When you're uploading multiple directories to S3 (or an S3-compatible CDN like DigitalOcean Spaces) in a CI pipeline, the naive approach runs each upload sequentially. If you have three directories and each takes 30 seconds, you're waiting 90 seconds. They're completely independent — there's no reason not to run them at the same time.

Here's how to parallelize them with nothing but bash.

The problem

A typical multi-directory upload step looks like this:

- name: Upload to CDN
run: |
s3cmd put public/build s3://my-bucket/assets/ --recursive --acl-public
s3cmd put public/img s3://my-bucket/assets/ --recursive --acl-public
s3cmd put public/js s3://my-bucket/assets/ --recursive --acl-public

Each s3cmd put blocks until it's done before the next one starts. Wall-clock time = sum of all three.

The fix

- name: Upload to CDN
run: |
pids=()
s3cmd put public/build s3://my-bucket/assets/ --recursive --acl-public & pids+=($!)
s3cmd put public/img s3://my-bucket/assets/ --recursive --acl-public & pids+=($!)
s3cmd put public/js s3://my-bucket/assets/ --recursive --acl-public & pids+=($!)
for pid in "${pids[@]}"; do wait "$pid" || exit 1; done

Wall-clock time = duration of the slowest upload.

How it works

& pids+=($!) — The & runs the command in the background. $! is bash's special variable for the PID of the last backgrounded process, and we immediately append it to the pids array before starting the next job.

for pid in "${pids[@]}"; do wait "$pid" || exit 1; done — We wait for each background job by PID and fail the step immediately if any one of them exits with a non-zero code. This is important: a plain wait without arguments returns the exit code of the last process it waited for, which means a failure in the first or second upload could go undetected.

Why not just wait?

# Dangerous — only checks the exit code of the last job
s3cmd put public/build ... &
s3cmd put public/img ... &
s3cmd put public/js ... &
wait

If public/build fails but public/js succeeds, this exits 0 and your CI run goes green with a broken CDN.

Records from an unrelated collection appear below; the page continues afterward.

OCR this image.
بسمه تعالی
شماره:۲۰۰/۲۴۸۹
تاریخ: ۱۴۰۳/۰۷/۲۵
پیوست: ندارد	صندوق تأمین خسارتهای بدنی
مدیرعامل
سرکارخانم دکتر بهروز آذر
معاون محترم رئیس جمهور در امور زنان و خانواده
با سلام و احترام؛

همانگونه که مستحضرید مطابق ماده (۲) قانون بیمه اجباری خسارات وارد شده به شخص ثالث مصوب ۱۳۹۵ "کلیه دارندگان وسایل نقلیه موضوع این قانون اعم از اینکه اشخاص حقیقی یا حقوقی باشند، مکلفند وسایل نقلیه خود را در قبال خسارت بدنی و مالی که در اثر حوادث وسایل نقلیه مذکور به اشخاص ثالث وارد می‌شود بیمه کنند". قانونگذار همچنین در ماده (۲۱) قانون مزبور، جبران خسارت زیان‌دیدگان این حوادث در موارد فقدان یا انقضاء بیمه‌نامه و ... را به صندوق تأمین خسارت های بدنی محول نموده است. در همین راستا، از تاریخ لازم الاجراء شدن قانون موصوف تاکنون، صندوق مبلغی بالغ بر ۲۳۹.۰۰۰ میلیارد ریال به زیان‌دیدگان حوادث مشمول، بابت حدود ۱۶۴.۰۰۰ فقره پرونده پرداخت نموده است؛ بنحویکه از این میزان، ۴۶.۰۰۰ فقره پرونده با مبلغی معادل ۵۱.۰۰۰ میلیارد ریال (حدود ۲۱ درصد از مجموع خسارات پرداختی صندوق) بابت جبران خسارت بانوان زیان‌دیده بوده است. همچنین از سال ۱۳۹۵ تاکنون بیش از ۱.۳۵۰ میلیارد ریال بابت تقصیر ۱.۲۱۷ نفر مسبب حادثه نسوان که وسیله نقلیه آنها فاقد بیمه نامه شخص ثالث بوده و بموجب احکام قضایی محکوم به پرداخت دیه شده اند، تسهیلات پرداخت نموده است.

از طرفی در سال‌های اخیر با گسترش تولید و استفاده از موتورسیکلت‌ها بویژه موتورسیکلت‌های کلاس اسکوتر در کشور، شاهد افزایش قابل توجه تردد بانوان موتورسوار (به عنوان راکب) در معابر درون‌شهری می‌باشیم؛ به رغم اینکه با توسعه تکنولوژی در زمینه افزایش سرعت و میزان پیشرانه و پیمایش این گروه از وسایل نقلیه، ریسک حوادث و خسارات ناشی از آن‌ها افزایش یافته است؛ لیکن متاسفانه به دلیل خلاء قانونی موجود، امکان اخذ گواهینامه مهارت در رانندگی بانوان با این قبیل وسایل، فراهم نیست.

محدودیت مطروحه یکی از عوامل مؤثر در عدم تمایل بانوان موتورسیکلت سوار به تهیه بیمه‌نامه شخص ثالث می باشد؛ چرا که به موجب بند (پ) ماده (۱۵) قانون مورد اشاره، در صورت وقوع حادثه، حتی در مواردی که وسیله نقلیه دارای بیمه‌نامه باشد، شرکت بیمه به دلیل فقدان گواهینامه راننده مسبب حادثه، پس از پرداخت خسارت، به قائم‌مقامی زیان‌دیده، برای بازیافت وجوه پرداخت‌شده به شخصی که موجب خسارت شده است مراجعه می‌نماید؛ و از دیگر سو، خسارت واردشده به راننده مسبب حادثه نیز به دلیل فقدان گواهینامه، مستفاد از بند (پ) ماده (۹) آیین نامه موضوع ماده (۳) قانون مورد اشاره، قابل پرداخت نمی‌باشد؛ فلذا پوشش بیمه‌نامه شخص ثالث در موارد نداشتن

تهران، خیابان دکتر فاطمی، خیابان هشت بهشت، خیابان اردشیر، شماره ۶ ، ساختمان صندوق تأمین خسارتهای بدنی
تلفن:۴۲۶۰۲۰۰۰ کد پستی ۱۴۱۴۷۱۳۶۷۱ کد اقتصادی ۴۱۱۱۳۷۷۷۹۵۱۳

Waiting by PID and checking each one individually gives you the same safety guarantee as running sequentially, at the speed of the fastest possible parallel execution.

The general pattern

This technique works for any set of independent shell commands you want to parallelize:

pids=()
some-command arg1 & pids+=($!)
some-command arg2 & pids+=($!)
some-command arg3 & pids+=($!)
for pid in "${pids[@]}"; do wait "$pid" || exit 1; done

No extra tooling, no GNU Parallel, no xargs — just bash.